McCrary v. McCrary

OPALA, Justice,

dissenting.

The court pronounces that the terms of 12 O.S.Supp.1982 § 1276.21 authorize a district court to enforce by contempt a one-sentence provision of its divorce decree directing that the husband “pay the back taxes due to the IRS for the years that the parties were married.” I must recede from today’s holding.

Section 1276.2 deals solely with orders “for the payment of money as part of a division of spousal property_” The divorce provision sought to be enforced in this case does not fall under the rubric of decisions authorized for contempt enforcement by the quoted statute. It is neither a support-related obligation nor a monetary award in lieu of property division.2 The order is in the nature of an indemnity clause designed to hold the wife harmless from joint federal tax liability which she may be called upon to discharge. Rather than dividing some intangible property or an intangible interest of the spousal estate, the decree clause in question merely orders the husband to address a purely negative asset — a potential liability in the form of an obligation that might be due to a third party. It is manifestly clear that the order cannot be enforced by the IRS. This is so because it was not a party to the divorce.3

There is also an insuperable impediment to the wife’s enforcement of the tax payment order. The decree determines neither the time for payment of the tax nor the specific amount that is due. Because the critical terms defining the husband’s allegedly breached obligation are missing, further proceedings doubtless will be necessary before performance by payment could be enforced. The tax payment provision, whose open-ended parameters must depend for content upon the will of a nonparty— the Internal Revenue Service — is neither an order nor a judgment. Until the husband’s tax obligation has been adjudged in definite terms and ordered paid at a stated time, it is unenforceable by any coercive process, legal or equitable. Contempt does not lie for failure to discharge a duty that is undefined by the order alleged to have been disobeyed.4 Judgments uncertain *273both as to the amount adjudged and as to the time the liability is to he satisfied will not support an execution.5

I would hence hold that a decree-imposed provision for payment of an unascertained obligation that may be due a third party is not enforceable by contempt.

. The terms of 12 O.S.Supp.1982 § 1276.2 provide:

"Any order for the payment of money as part of a division of spousal property pursuant to a divorce or separate maintenance action, if willfully disobeyed, may be enforced as an indirect contempt of court."

. Support-related obligations are enforceable by contempt.
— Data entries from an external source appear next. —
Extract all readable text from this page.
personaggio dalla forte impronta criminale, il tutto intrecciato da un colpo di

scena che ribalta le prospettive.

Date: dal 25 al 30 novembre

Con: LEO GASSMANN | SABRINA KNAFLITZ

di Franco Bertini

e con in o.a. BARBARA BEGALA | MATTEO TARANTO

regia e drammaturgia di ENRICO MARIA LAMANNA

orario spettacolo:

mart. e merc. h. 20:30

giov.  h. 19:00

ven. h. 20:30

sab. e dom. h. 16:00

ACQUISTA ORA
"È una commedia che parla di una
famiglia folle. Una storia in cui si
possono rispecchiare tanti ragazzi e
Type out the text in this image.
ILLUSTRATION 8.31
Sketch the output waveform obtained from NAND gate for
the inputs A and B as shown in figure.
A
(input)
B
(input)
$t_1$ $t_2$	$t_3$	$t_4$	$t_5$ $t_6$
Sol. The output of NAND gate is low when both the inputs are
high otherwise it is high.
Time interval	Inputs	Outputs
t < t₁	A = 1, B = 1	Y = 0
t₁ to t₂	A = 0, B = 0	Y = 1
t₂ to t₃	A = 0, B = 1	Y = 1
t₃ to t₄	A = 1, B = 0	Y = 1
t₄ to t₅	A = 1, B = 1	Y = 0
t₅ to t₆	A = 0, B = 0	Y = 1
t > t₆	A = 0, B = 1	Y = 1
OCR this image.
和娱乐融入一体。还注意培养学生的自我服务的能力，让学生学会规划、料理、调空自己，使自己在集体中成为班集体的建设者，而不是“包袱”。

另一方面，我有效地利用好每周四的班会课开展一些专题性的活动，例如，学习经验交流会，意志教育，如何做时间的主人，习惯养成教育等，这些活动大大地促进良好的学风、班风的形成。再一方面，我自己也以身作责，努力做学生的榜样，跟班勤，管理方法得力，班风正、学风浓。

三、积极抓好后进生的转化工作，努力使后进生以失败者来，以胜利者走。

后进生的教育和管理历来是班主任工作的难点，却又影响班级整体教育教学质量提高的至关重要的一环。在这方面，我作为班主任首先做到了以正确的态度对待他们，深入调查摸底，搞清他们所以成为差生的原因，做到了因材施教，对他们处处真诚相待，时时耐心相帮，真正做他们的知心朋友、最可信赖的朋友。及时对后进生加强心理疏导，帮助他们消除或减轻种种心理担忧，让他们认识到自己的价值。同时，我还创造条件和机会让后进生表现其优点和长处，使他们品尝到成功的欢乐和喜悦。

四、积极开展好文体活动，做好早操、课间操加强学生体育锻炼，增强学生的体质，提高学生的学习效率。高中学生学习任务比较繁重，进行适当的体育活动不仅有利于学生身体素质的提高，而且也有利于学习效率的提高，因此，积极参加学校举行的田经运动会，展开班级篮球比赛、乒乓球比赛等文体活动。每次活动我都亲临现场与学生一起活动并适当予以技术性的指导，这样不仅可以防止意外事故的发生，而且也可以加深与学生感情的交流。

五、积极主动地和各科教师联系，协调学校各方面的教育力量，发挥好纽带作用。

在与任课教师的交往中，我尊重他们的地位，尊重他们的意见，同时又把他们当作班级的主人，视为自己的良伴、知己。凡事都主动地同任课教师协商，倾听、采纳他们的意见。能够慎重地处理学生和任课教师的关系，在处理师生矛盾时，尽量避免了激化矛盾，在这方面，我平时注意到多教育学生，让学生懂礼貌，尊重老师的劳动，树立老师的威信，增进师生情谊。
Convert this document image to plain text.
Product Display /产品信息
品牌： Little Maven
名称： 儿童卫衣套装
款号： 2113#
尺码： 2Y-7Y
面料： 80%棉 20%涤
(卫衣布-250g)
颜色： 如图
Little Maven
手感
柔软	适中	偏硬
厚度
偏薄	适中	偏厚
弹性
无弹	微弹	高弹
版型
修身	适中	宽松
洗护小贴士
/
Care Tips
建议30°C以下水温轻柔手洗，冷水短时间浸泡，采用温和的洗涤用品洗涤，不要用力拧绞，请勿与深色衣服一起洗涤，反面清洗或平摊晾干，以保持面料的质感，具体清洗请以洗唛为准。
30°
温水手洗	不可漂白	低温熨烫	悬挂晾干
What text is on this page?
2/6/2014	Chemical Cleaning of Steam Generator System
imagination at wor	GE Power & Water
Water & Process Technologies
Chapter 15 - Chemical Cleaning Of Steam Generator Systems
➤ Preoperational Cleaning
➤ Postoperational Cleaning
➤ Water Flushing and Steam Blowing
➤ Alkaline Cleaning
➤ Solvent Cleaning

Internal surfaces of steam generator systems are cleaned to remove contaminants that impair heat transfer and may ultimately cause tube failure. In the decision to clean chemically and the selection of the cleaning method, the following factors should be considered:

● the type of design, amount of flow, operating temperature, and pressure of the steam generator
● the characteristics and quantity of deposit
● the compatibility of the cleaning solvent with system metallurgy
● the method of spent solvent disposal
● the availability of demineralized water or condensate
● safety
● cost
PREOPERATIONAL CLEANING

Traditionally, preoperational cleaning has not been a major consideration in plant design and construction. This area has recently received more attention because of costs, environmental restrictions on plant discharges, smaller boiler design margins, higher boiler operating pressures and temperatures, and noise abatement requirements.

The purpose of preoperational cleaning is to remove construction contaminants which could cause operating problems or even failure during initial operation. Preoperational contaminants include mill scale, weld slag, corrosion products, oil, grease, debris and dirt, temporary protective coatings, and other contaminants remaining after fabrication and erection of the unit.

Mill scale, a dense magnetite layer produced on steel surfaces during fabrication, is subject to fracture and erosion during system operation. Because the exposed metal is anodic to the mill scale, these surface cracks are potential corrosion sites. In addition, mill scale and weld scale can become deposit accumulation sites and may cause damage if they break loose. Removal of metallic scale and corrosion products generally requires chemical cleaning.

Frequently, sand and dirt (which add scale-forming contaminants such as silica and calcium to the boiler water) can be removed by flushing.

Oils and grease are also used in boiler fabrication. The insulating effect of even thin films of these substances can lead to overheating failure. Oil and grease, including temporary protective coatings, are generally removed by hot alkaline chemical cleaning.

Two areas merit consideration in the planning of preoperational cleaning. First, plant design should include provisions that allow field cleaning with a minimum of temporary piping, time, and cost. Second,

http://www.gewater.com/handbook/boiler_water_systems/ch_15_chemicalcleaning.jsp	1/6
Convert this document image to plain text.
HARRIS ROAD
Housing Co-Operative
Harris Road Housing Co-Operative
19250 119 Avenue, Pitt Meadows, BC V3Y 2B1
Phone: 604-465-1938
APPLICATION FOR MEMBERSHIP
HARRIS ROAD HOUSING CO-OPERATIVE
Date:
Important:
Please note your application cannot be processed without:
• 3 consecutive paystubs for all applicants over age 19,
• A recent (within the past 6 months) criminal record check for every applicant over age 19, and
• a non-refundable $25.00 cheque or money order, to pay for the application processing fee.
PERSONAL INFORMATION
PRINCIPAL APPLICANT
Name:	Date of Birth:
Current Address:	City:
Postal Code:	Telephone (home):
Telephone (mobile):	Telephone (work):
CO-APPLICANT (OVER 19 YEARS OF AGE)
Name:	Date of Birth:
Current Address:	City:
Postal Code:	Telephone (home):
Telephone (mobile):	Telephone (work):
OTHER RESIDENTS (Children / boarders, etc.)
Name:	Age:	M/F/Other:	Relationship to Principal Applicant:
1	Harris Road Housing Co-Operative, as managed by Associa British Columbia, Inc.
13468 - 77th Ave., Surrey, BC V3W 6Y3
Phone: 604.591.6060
See Potter v. Wilson, Okl., 609 P.2d 1278, 1280 [1980]. Contempt is available under the terms of 12 O.S.Supp.1982 § 1276.2 to enforce a monetary award in lieu of property division.

. Kennedy v. Chadwell, 202 Okl. 491, 215 P.2d 548, 551-552 [1950]; Greco v. Foster, Okl., 268 P.2d 215, 219 [1954] and Ketchum v. Reidy, Okl., 312 P.2d 955, 958 [1957]. See also Gardner v. Gardner, Okl.App., 629 P.2d 1283, 1288 [1981].

. Plummer v. Superior Court of the City and County of San Francisco, 20 Cal.2d 158, 124 P.2d 5,8 [1942]; Ensch v. Ensch, 157 Kan. 107, 138 P.2d 491, 496 [1943]; State ex rel. Rosener v. Lasky, 552 S.W.2d 728, 730 [Mo.App.1977]; State v. Bailey, 132 Or. 350, 285 P. 809, 811 [1930]; Ex parte Slavin, 412 S.W.2d 43, 44 [Tex.1967] and Winn v. Winn, 218 Va. 8, 235 S.E.2d 307, 309 [1977].

In Bailey, supra, 285 P.2d at 811, the court said:

"... To justify a court in adjudging one guilty of contempt for the alleged violation of an order, the act complained of must be so clearly defined in the order that it will appear with reasonable certainty that the order has been violated; hence, orders which are uncertain and indefinite in their terms, will not sustain a judgment of guilty in contempt proceedings-”

In Winn, supra, 235 S.E.2d at 309, the wife brought contempt proceedings to enforce a provision of the marital settlement agreement incorporated into the divorce decree. The husband was held not to be in contempt under the *273general rule that "before a person may be held in contempt for violating a court order, the order must be in definite terms as to the duties thereby imposed upon him and the command must be expressed rather than implied.”

. Moroney v. Tannehill, 90 Okl. 224, 215 P. 938, 941 [1923].